There are issues within the equine assisted therapy field in that there is no consistency in standards. This will come in time as this is a new field and I am not suggesting that there should be a blanket approval provided the counselor/therapist provider is suitably accredited to provide the elements of the NDIS as required.
However we believe there must a be a means of looking at new/innovative service options and having them accredited in some way, independently to the many and varied opinions of planners.
Even once we are fully registered we will still have the problem of a planner looking at the list of service options and dismissing an application to approve the service we offer.
2. Qualifications AND experience considered for provider registration
In the case of our program the lead counselor has 40 years experience in youth and family welfare, has a 3 year youth work diploma form the early eighties, grad dip in XXXX, undertaken a I year certificate in Narrative therapy and along the way done various other training programs focusing on counselling. He has worked in management and team leadership and supervision of staff including counsellors. In the program/counselling delivery he regularly co-works with a registered mental health social worker in the team and is the lead counselor in this arrangement. He also receives regular clinical supervision from another registered mental health social worker.
However he has not sought to update qualifications to meet XXXX or any other qualification that would be accepted by the NDIS for provision of counseling, as such he cannot provide this service within the NDIS framework and people are therefore unable to access the service because of this.

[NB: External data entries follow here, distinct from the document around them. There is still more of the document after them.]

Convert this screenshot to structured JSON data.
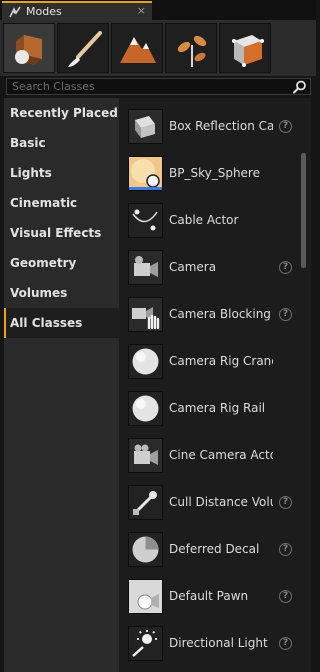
{
  "tab": {
    "label": "Modes",
    "close_glyph": "×"
  },
  "mode_buttons": [
    {
      "icon": "place-mode-icon"
    },
    {
      "icon": "paint-mode-icon"
    },
    {
      "icon": "landscape-mode-icon"
    },
    {
      "icon": "foliage-mode-icon"
    },
    {
      "icon": "geometry-mode-icon"
    }
  ],
  "search": {
    "placeholder": "Search Classes",
    "value": ""
  },
  "categories": [
    {
      "label": "Recently Placed"
    },
    {
      "label": "Basic"
    },
    {
      "label": "Lights"
    },
    {
      "label": "Cinematic"
    },
    {
      "label": "Visual Effects"
    },
    {
      "label": "Geometry"
    },
    {
      "label": "Volumes"
    },
    {
      "label": "All Classes",
      "active": true
    }
  ],
  "items": [
    {
      "label": "Box Reflection Capture",
      "icon": "box-reflection-capture-icon",
      "help": true
    },
    {
      "label": "BP_Sky_Sphere",
      "icon": "sky-sphere-icon",
      "help": false
    },
    {
      "label": "Cable Actor",
      "icon": "cable-actor-icon",
      "help": false
    },
    {
      "label": "Camera",
      "icon": "camera-icon",
      "help": true
    },
    {
      "label": "Camera Blocking Volume",
      "icon": "camera-blocking-volume-icon",
      "help": true
    },
    {
      "label": "Camera Rig Crane",
      "icon": "camera-rig-crane-icon",
      "help": false
    },
    {
      "label": "Camera Rig Rail",
      "icon": "camera-rig-rail-icon",
      "help": false
    },
    {
      "label": "Cine Camera Actor",
      "icon": "cine-camera-icon",
      "help": false
    },
    {
      "label": "Cull Distance Volume",
      "icon": "cull-distance-volume-icon",
      "help": true
    },
    {
      "label": "Deferred Decal",
      "icon": "deferred-decal-icon",
      "help": true
    },
    {
      "label": "Default Pawn",
      "icon": "default-pawn-icon",
      "help": true
    },
    {
      "label": "Directional Light",
      "icon": "directional-light-icon",
      "help": true
    }
  ],
  "help_glyph": "?",
  "colors": {
    "accent": "#e8a21a",
    "panel": "#2a2a2a",
    "list_bg": "#1c1c1c"
  }
}
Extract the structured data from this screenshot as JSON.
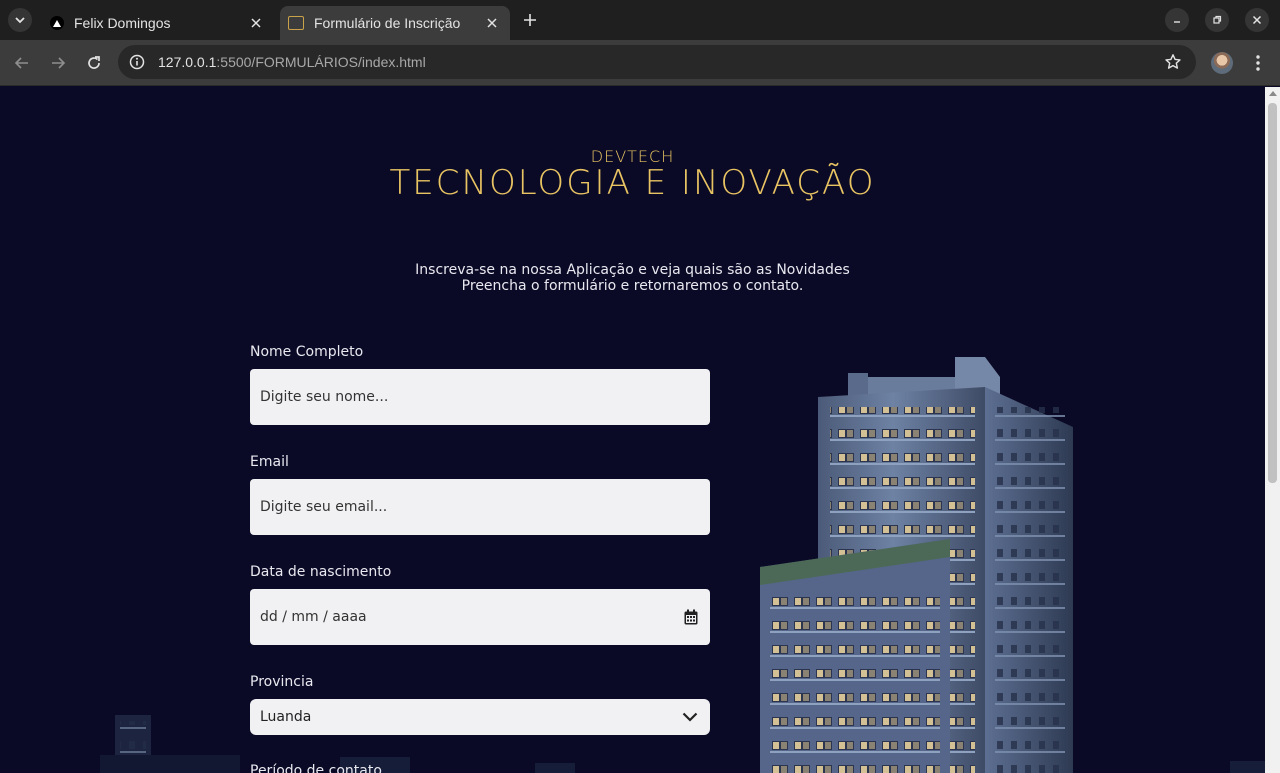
{
  "browser": {
    "tabs": [
      {
        "title": "Felix Domingos",
        "active": false
      },
      {
        "title": "Formulário de Inscrição",
        "active": true
      }
    ],
    "url": {
      "host": "127.0.0.1",
      "rest": ":5500/FORMULÁRIOS/index.html"
    }
  },
  "page": {
    "brand_small": "DEVTECH",
    "brand_title": "TECNOLOGIA E INOVAÇÃO",
    "intro_line1": "Inscreva-se na nossa Aplicação e veja quais são as Novidades",
    "intro_line2": "Preencha o formulário e retornaremos o contato.",
    "form": {
      "name": {
        "label": "Nome Completo",
        "placeholder": "Digite seu nome..."
      },
      "email": {
        "label": "Email",
        "placeholder": "Digite seu email..."
      },
      "birth": {
        "label": "Data de nascimento",
        "placeholder": "dd / mm / aaaa"
      },
      "province": {
        "label": "Provincia",
        "value": "Luanda"
      },
      "period": {
        "label": "Período de contato"
      }
    }
  },
  "colors": {
    "background": "#0b0a26",
    "brand": "#e9c463",
    "field": "#f1f1f3"
  }
}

Delivering the program and the counseling within it is a very specific skill set that doesn’t come under any of the accepted qualifications with the NDIS
It is our contention that within the NDIS scheme there should be some means of applying exceptional circumstances for the acknowledgement of experience or specific skills rather than simply relying on qualifications for provision of specific NDIS component services.
This would require flexibility within the system to cater for difference and encourage innovation. It would need careful planning for the assessment of competence outside of pure qualifications, when a person and or provider has value to offer to NDIS clients and doesn’t fit with the stated boundaries of qualifications
3. Length of time for the process of reviewing and changing plans.
I don’t intend to address this issue in any length here because I believe it is a well known and documented problem within the NDIS system, that I believe will be significantly addressed in the review.
Suffice to say that confusion and differing interpretations from planners as to what are and what aren’t acceptable as service options, are becoming tangled in the planning and review processes that can take many months to resolve. This has obvious consequences of people not receiving services when needed.